We have already developed nanomaterials based Nanofertilizer as micro and macro nutrient delivery agent. Our Research team has been conducted different comprehensive analysis of the potential benefit of Nanofertilizer over conventional fertilizer in term of agronomic and physiological properties, growing rates, nutritional value of different crops such as Paddy (figure-4), Tomato (Figure-5), Strawberry (Figure-6), Lettus, brinjal, Capsicum.
Fish farming is acknowledged as an important and substantial part of the global fishing industry. It is found that nanoparticles will enhance aqua feeds by increasing the proportion of fish food nutrients that pass across the gut tissue and into the fish, rather than passing directly through the fish digestive system unused. Dietary minerals at the nanoscale size may pass into cells more readily than their larger counterparts. This accelerates their assimilation process into the fish.

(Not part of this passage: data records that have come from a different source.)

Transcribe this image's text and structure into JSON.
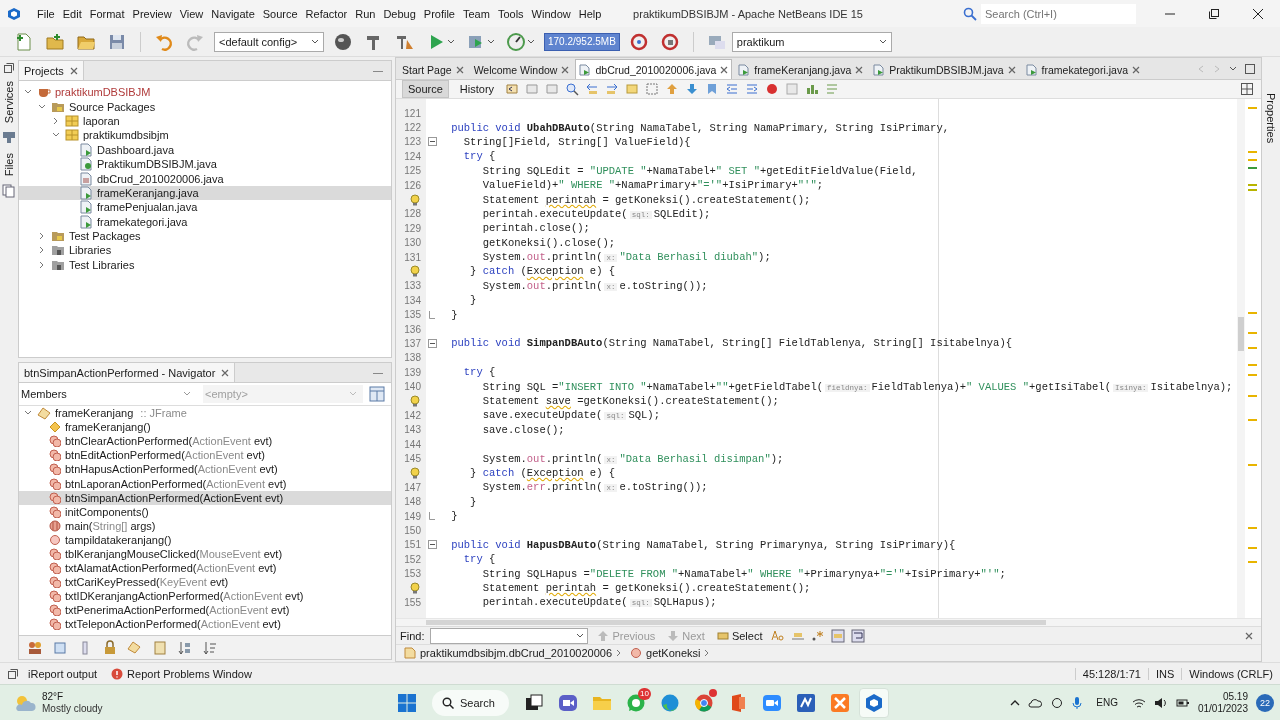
{
  "title_bar": {
    "menus": [
      "File",
      "Edit",
      "Format",
      "Preview",
      "View",
      "Navigate",
      "Source",
      "Refactor",
      "Run",
      "Debug",
      "Profile",
      "Team",
      "Tools",
      "Window",
      "Help"
    ],
    "title": "praktikumDBSIBJM - Apache NetBeans IDE 15",
    "search": {
      "placeholder": "Search (Ctrl+I)"
    }
  },
  "toolbar": {
    "config": "<default config>",
    "memory": "170.2/952.5MB",
    "project": "praktikum"
  },
  "side_tabs": [
    "Services",
    "Files"
  ],
  "projects": {
    "title": "Projects",
    "tree": [
      {
        "label": "praktikumDBSIBJM",
        "kind": "project",
        "expanded": true,
        "selected": false,
        "children": [
          {
            "label": "Source Packages",
            "kind": "sources",
            "expanded": true,
            "selected": false,
            "children": [
              {
                "label": "laporan",
                "kind": "package",
                "expanded": false,
                "selected": false
              },
              {
                "label": "praktikumdbsibjm",
                "kind": "package",
                "expanded": true,
                "selected": false,
                "children": [
                  {
                    "label": "Dashboard.java",
                    "kind": "form",
                    "selected": false
                  },
                  {
                    "label": "PraktikumDBSIBJM.java",
                    "kind": "main",
                    "selected": false
                  },
                  {
                    "label": "dbCrud_2010020006.java",
                    "kind": "class",
                    "selected": false
                  },
                  {
                    "label": "frameKeranjang.java",
                    "kind": "form",
                    "selected": true
                  },
                  {
                    "label": "framePenjualan.java",
                    "kind": "form",
                    "selected": false
                  },
                  {
                    "label": "framekategori.java",
                    "kind": "form",
                    "selected": false
                  }
                ]
              }
            ]
          },
          {
            "label": "Test Packages",
            "kind": "sources",
            "expanded": false,
            "selected": false
          },
          {
            "label": "Libraries",
            "kind": "library",
            "expanded": false,
            "selected": false
          },
          {
            "label": "Test Libraries",
            "kind": "library",
            "expanded": false,
            "selected": false
          }
        ]
      }
    ]
  },
  "navigator": {
    "title": "btnSimpanActionPerformed - Navigator",
    "filter": "Members",
    "filter_2": "<empty>",
    "root": {
      "label": "frameKeranjang",
      "type": " :: JFrame",
      "expanded": true
    },
    "members": [
      {
        "kind": "constructor",
        "label": "frameKeranjang()",
        "selected": false
      },
      {
        "kind": "method",
        "label": "btnClearActionPerformed(",
        "type": "ActionEvent",
        "rest": " evt)",
        "selected": false
      },
      {
        "kind": "method",
        "label": "btnEditActionPerformed(",
        "type": "ActionEvent",
        "rest": " evt)",
        "selected": false
      },
      {
        "kind": "method",
        "label": "btnHapusActionPerformed(",
        "type": "ActionEvent",
        "rest": " evt)",
        "selected": false
      },
      {
        "kind": "method",
        "label": "btnLaporanActionPerformed(",
        "type": "ActionEvent",
        "rest": " evt)",
        "selected": false
      },
      {
        "kind": "method",
        "label": "btnSimpanActionPerformed(ActionEvent evt)",
        "selected": true
      },
      {
        "kind": "method",
        "label": "initComponents()",
        "selected": false
      },
      {
        "kind": "static",
        "label": "main(",
        "type": "String[]",
        "rest": " args)",
        "selected": false
      },
      {
        "kind": "private",
        "label": "tampildatakeranjang()",
        "selected": false
      },
      {
        "kind": "method",
        "label": "tblKeranjangMouseClicked(",
        "type": "MouseEvent",
        "rest": " evt)",
        "selected": false
      },
      {
        "kind": "method",
        "label": "txtAlamatActionPerformed(",
        "type": "ActionEvent",
        "rest": " evt)",
        "selected": false
      },
      {
        "kind": "method",
        "label": "txtCariKeyPressed(",
        "type": "KeyEvent",
        "rest": " evt)",
        "selected": false
      },
      {
        "kind": "method",
        "label": "txtIDKeranjangActionPerformed(",
        "type": "ActionEvent",
        "rest": " evt)",
        "selected": false
      },
      {
        "kind": "method",
        "label": "txtPenerimaActionPerformed(",
        "type": "ActionEvent",
        "rest": " evt)",
        "selected": false
      },
      {
        "kind": "method",
        "label": "txtTeleponActionPerformed(",
        "type": "ActionEvent",
        "rest": " evt)",
        "selected": false
      }
    ]
  },
  "editor": {
    "tabs": [
      {
        "label": "Start Page",
        "selected": false
      },
      {
        "label": "Welcome Window",
        "selected": false
      },
      {
        "label": "dbCrud_2010020006.java",
        "selected": true
      },
      {
        "label": "frameKeranjang.java",
        "selected": false
      },
      {
        "label": "PraktikumDBSIBJM.java",
        "selected": false
      },
      {
        "label": "framekategori.java",
        "selected": false
      }
    ],
    "views": [
      {
        "label": "Source",
        "selected": true
      },
      {
        "label": "History",
        "selected": false
      }
    ],
    "lines": [
      {
        "n": "121",
        "kind": "plain"
      },
      {
        "n": "122",
        "kind": "plain",
        "tokens": [
          {
            "kind": "kw",
            "text": "  public void "
          },
          {
            "kind": "bold",
            "text": "UbahDBAuto"
          },
          {
            "kind": "plain",
            "text": "(String NamaTabel, String NamaPrimary, String IsiPrimary,"
          }
        ]
      },
      {
        "n": "123",
        "kind": "fold",
        "tokens": [
          {
            "kind": "plain",
            "text": "    String[]Field, String[] ValueField){"
          }
        ]
      },
      {
        "n": "124",
        "kind": "plain",
        "tokens": [
          {
            "kind": "kw",
            "text": "    try"
          },
          {
            "kind": "plain",
            "text": " {"
          }
        ]
      },
      {
        "n": "125",
        "kind": "plain",
        "tokens": [
          {
            "kind": "plain",
            "text": "       String SQLEdit = "
          },
          {
            "kind": "str",
            "text": "\"UPDATE \""
          },
          {
            "kind": "plain",
            "text": "+NamaTabel+"
          },
          {
            "kind": "str",
            "text": "\" SET \""
          },
          {
            "kind": "plain",
            "text": "+getEditFieldValue(Field,"
          }
        ]
      },
      {
        "n": "126",
        "kind": "plain",
        "tokens": [
          {
            "kind": "plain",
            "text": "       ValueField)+"
          },
          {
            "kind": "str",
            "text": "\" WHERE \""
          },
          {
            "kind": "plain",
            "text": "+NamaPrimary+"
          },
          {
            "kind": "str",
            "text": "\"='\""
          },
          {
            "kind": "plain",
            "text": "+IsiPrimary+"
          },
          {
            "kind": "str",
            "text": "\"'\""
          },
          {
            "kind": "plain",
            "text": ";"
          }
        ]
      },
      {
        "kind": "bulb",
        "tokens": [
          {
            "kind": "plain",
            "text": "       Statement "
          },
          {
            "kind": "warn",
            "text": "perintah"
          },
          {
            "kind": "plain",
            "text": " = getKoneksi().createStatement();"
          }
        ]
      },
      {
        "n": "128",
        "kind": "plain",
        "tokens": [
          {
            "kind": "plain",
            "text": "       perintah.executeUpdate("
          },
          {
            "kind": "hint",
            "text": "sql:"
          },
          {
            "kind": "plain",
            "text": "SQLEdit);"
          }
        ]
      },
      {
        "n": "129",
        "kind": "plain",
        "tokens": [
          {
            "kind": "plain",
            "text": "       perintah.close();"
          }
        ]
      },
      {
        "n": "130",
        "kind": "plain",
        "tokens": [
          {
            "kind": "plain",
            "text": "       getKoneksi().close();"
          }
        ]
      },
      {
        "n": "131",
        "kind": "plain",
        "tokens": [
          {
            "kind": "plain",
            "text": "       System."
          },
          {
            "kind": "field",
            "text": "out"
          },
          {
            "kind": "plain",
            "text": ".println("
          },
          {
            "kind": "hint",
            "text": "x:"
          },
          {
            "kind": "str",
            "text": "\"Data Berhasil diubah\""
          },
          {
            "kind": "plain",
            "text": ");"
          }
        ]
      },
      {
        "kind": "bulb",
        "tokens": [
          {
            "kind": "plain",
            "text": "     } "
          },
          {
            "kind": "kw",
            "text": "catch"
          },
          {
            "kind": "plain",
            "text": " ("
          },
          {
            "kind": "warn",
            "text": "Exception"
          },
          {
            "kind": "plain",
            "text": " e) {"
          }
        ]
      },
      {
        "n": "133",
        "kind": "plain",
        "tokens": [
          {
            "kind": "plain",
            "text": "       System."
          },
          {
            "kind": "field",
            "text": "out"
          },
          {
            "kind": "plain",
            "text": ".println("
          },
          {
            "kind": "hint",
            "text": "x:"
          },
          {
            "kind": "plain",
            "text": "e.toString());"
          }
        ]
      },
      {
        "n": "134",
        "kind": "plain",
        "tokens": [
          {
            "kind": "plain",
            "text": "     }"
          }
        ]
      },
      {
        "n": "135",
        "kind": "fold-end",
        "tokens": [
          {
            "kind": "plain",
            "text": "  }"
          }
        ]
      },
      {
        "n": "136",
        "kind": "plain"
      },
      {
        "n": "137",
        "kind": "fold",
        "tokens": [
          {
            "kind": "kw",
            "text": "  public void "
          },
          {
            "kind": "bold",
            "text": "SimpanDBAuto"
          },
          {
            "kind": "plain",
            "text": "(String NamaTabel, String[] FieldTablenya, String[] Isitabelnya){"
          }
        ]
      },
      {
        "n": "138",
        "kind": "plain"
      },
      {
        "n": "139",
        "kind": "plain",
        "tokens": [
          {
            "kind": "kw",
            "text": "    try"
          },
          {
            "kind": "plain",
            "text": " {"
          }
        ]
      },
      {
        "n": "140",
        "kind": "plain",
        "tokens": [
          {
            "kind": "plain",
            "text": "       String SQL ="
          },
          {
            "kind": "str",
            "text": "\"INSERT INTO \""
          },
          {
            "kind": "plain",
            "text": "+NamaTabel+"
          },
          {
            "kind": "str",
            "text": "\"\""
          },
          {
            "kind": "plain",
            "text": "+getFieldTabel("
          },
          {
            "kind": "hint",
            "text": "fieldnya:"
          },
          {
            "kind": "plain",
            "text": "FieldTablenya)+"
          },
          {
            "kind": "str",
            "text": "\" VALUES \""
          },
          {
            "kind": "plain",
            "text": "+getIsiTabel("
          },
          {
            "kind": "hint",
            "text": "Isinya:"
          },
          {
            "kind": "plain",
            "text": "Isitabelnya);"
          }
        ]
      },
      {
        "kind": "bulb",
        "tokens": [
          {
            "kind": "plain",
            "text": "       Statement "
          },
          {
            "kind": "warn",
            "text": "save"
          },
          {
            "kind": "plain",
            "text": " =getKoneksi().createStatement();"
          }
        ]
      },
      {
        "n": "142",
        "kind": "plain",
        "tokens": [
          {
            "kind": "plain",
            "text": "       save.executeUpdate("
          },
          {
            "kind": "hint",
            "text": "sql:"
          },
          {
            "kind": "plain",
            "text": "SQL);"
          }
        ]
      },
      {
        "n": "143",
        "kind": "plain",
        "tokens": [
          {
            "kind": "plain",
            "text": "       save.close();"
          }
        ]
      },
      {
        "n": "144",
        "kind": "plain"
      },
      {
        "n": "145",
        "kind": "plain",
        "tokens": [
          {
            "kind": "plain",
            "text": "       System."
          },
          {
            "kind": "field",
            "text": "out"
          },
          {
            "kind": "plain",
            "text": ".println("
          },
          {
            "kind": "hint",
            "text": "x:"
          },
          {
            "kind": "str",
            "text": "\"Data Berhasil disimpan\""
          },
          {
            "kind": "plain",
            "text": ");"
          }
        ]
      },
      {
        "kind": "bulb",
        "tokens": [
          {
            "kind": "plain",
            "text": "     } "
          },
          {
            "kind": "kw",
            "text": "catch"
          },
          {
            "kind": "plain",
            "text": " ("
          },
          {
            "kind": "warn",
            "text": "Exception"
          },
          {
            "kind": "plain",
            "text": " e) {"
          }
        ]
      },
      {
        "n": "147",
        "kind": "plain",
        "tokens": [
          {
            "kind": "plain",
            "text": "       System."
          },
          {
            "kind": "field",
            "text": "err"
          },
          {
            "kind": "plain",
            "text": ".println("
          },
          {
            "kind": "hint",
            "text": "x:"
          },
          {
            "kind": "plain",
            "text": "e.toString());"
          }
        ]
      },
      {
        "n": "148",
        "kind": "plain",
        "tokens": [
          {
            "kind": "plain",
            "text": "     }"
          }
        ]
      },
      {
        "n": "149",
        "kind": "fold-end",
        "tokens": [
          {
            "kind": "plain",
            "text": "  }"
          }
        ]
      },
      {
        "n": "150",
        "kind": "plain"
      },
      {
        "n": "151",
        "kind": "fold",
        "tokens": [
          {
            "kind": "kw",
            "text": "  public void "
          },
          {
            "kind": "bold",
            "text": "HapusDBAuto"
          },
          {
            "kind": "plain",
            "text": "(String NamaTabel, String Primarynya, String IsiPrimary){"
          }
        ]
      },
      {
        "n": "152",
        "kind": "plain",
        "tokens": [
          {
            "kind": "kw",
            "text": "    try"
          },
          {
            "kind": "plain",
            "text": " {"
          }
        ]
      },
      {
        "n": "153",
        "kind": "plain",
        "tokens": [
          {
            "kind": "plain",
            "text": "       String SQLHapus ="
          },
          {
            "kind": "str",
            "text": "\"DELETE FROM \""
          },
          {
            "kind": "plain",
            "text": "+NamaTabel+"
          },
          {
            "kind": "str",
            "text": "\" WHERE \""
          },
          {
            "kind": "plain",
            "text": "+Primarynya+"
          },
          {
            "kind": "str",
            "text": "\"='\""
          },
          {
            "kind": "plain",
            "text": "+IsiPrimary+"
          },
          {
            "kind": "str",
            "text": "\"'\""
          },
          {
            "kind": "plain",
            "text": ";"
          }
        ]
      },
      {
        "kind": "bulb",
        "tokens": [
          {
            "kind": "plain",
            "text": "       Statement "
          },
          {
            "kind": "warn",
            "text": "perintah"
          },
          {
            "kind": "plain",
            "text": " = getKoneksi().createStatement();"
          }
        ]
      },
      {
        "n": "155",
        "kind": "plain",
        "tokens": [
          {
            "kind": "plain",
            "text": "       perintah.executeUpdate("
          },
          {
            "kind": "hint",
            "text": "sql:"
          },
          {
            "kind": "plain",
            "text": "SQLHapus);"
          }
        ]
      }
    ],
    "find": {
      "label": "Find:",
      "buttons": [
        {
          "kind": "previous",
          "label": "Previous",
          "disabled": true
        },
        {
          "kind": "next",
          "label": "Next",
          "disabled": true
        },
        {
          "kind": "select",
          "label": "Select",
          "disabled": false
        }
      ]
    },
    "breadcrumbs": [
      {
        "kind": "class",
        "label": "praktikumdbsibjm.dbCrud_2010020006"
      },
      {
        "kind": "method",
        "label": "getKoneksi"
      }
    ]
  },
  "right_tab": "Properties",
  "status_bar": {
    "items": [
      {
        "kind": "output",
        "label": "iReport output"
      },
      {
        "kind": "problems",
        "label": "Report Problems Window"
      }
    ],
    "position": "45:128/1:71",
    "mode": "INS",
    "line_endings": "Windows (CRLF)"
  },
  "taskbar": {
    "weather": {
      "temperature": "82°F",
      "condition": "Mostly cloudy"
    },
    "search": "Search",
    "apps": [
      {
        "kind": "taskview",
        "active": false,
        "alert": false
      },
      {
        "kind": "meet",
        "active": false,
        "alert": false
      },
      {
        "kind": "folder",
        "active": false,
        "alert": false
      },
      {
        "kind": "chat",
        "active": false,
        "alert": false,
        "badge": "10"
      },
      {
        "kind": "edge",
        "active": false,
        "alert": false
      },
      {
        "kind": "chrome",
        "active": false,
        "alert": true
      },
      {
        "kind": "office",
        "active": false,
        "alert": false
      },
      {
        "kind": "zoom",
        "active": false,
        "alert": false
      },
      {
        "kind": "code",
        "active": false,
        "alert": false
      },
      {
        "kind": "xampp",
        "active": false,
        "alert": false
      },
      {
        "kind": "netbeans",
        "active": true,
        "alert": false
      }
    ],
    "language": "ENG",
    "time": "05.19",
    "date": "01/01/2023",
    "notifications": "22"
  }
}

Our laboratory is aimed to fabricate nano-fish feed to enhance the growth activity and nutritional value of fish. Our Research team has been conducted different comparative analysis of the potential benefit of Nano-fish feed over conventional fish for aquaculture in tilapia (figure-9), catla fish.
Nanomedicine and nano delivery systems are a relatively new but rapidly developing science where materials in the nanoscale range are employed to serve as means of diagnostic tools or to deliver therapeutic agents to specific targeted sites in a controlled manner. Nanotechnology offers multiple benefits in treating chronic human diseases by site-specific, and target-oriented delivery of precise medicines. Nanocarriers, owing to their high surface area to volume ratio, have the ability to alter basic properties and bioactivity of drugs. Improved pharmacokinetics and biodistribution, decreased toxicities, improved solubility and stability, controlled release and site-specific delivery of therapeutic agents are some of the features that nanocarriers can incorporate in drug delivery systems
The Research objective of our team is to reduce the complicacy for conventional antibiotic therapy and the dose of antibiotic required to kill a sufficient number of bacteria and viruses. Our team has made pioneering contributions in developing an advanced nanocarrier drug to eradicate Salmonella enterica serovar Typhimurium (Figure-10). We are working to develop an effective drug delivery agent for muti-drug resistant pathogenic bacteria.